Жизненная позиция, которую Беккер приписывает Дитриху, кажется самому исследователю не только достойной уважения, но и прямо героической: «Эквилибриум, который давно уже создал для себя Дитрих, придает ему героизма, которого уязвимому Рюдигеру никогда не достичь» [5, р. 251]. В заключение исследователь называет Дитриха самым зрелым из персонажей поэмы.

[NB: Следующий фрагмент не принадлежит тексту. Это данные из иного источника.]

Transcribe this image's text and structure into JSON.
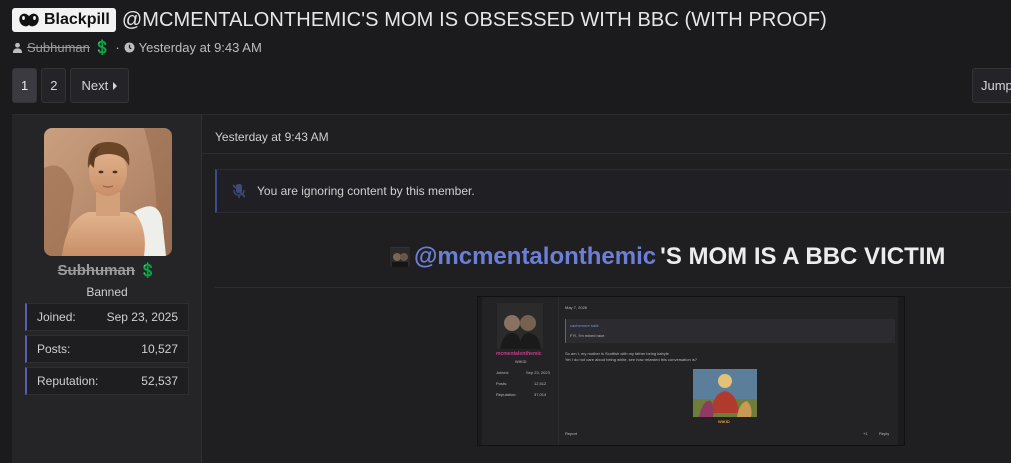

Зрелость Дитриха, как явствует из анализа Беккера, проявляется в его позиции декларированного нейтралитета, которую он мастерски сохраняет, пока окружающий мир летит в хаос, и нарушает только в самых последних эпизодах поэмы, когда уклоняться от вооруженного столкновения становится просто невозможно.
Красивая теория Беккера имеет, по нашему мнению, один существенный недостаток: она никак не подкреплена текстом. В тексте поэмы буквально ни разу имя Дитриха не оказывается связано с «весельем», там не говорится ни о его сознательном стоицизме, ни об его попытках отвергнуть прах земной в духе Экклезиаста. Хьюго Беккер вообще склонен наделять персонажей поэмы мотивировками без всякой опоры на текст. В качестве примера приведем его знаменитое утверждение, что Брунхильда обиделась на Зигфрида и требовала его смерти именно потому, что он НЕ изнасиловал ее, на что имел бы право и возможность [4, р. 84-100]. В том же ряду находятся его попытки доказать, что Хаген был трусом, потому что вступал в бой не один, а с друзьями и дружиной; наоборот, несколько сотен гуннов, не посмевшие напасть на него и его друга Фолькера, трусами вовсе не были - они просто были не вооружены (отправляясь на высоко оплаченное убийство!), поскольку, перечисляя их вооружение - щиты и шлемы, - автор поэмы не использует слова «мечи», и тому подобные находки, которыми изобилуют работы Беккера [Ibidem, р. 135-148]. Все это заставляет нас относиться скептически и к построениям исследователя относительно Рюдигера с его любовью к «веселью» и Дитриха с его погруженностью в философский стоицизм. К сожалению, в тексте нет никаких указаний на подобного рода эмоции и мотивации. Нет там ни доходящей до эксцессов любви Рюдигера к веселью, ни указаний на то, что горький житейский опыт Дитриха заставил его «уйти в себя». Подобные интерпретации балансируют на грани возможного - но не опираются на текст.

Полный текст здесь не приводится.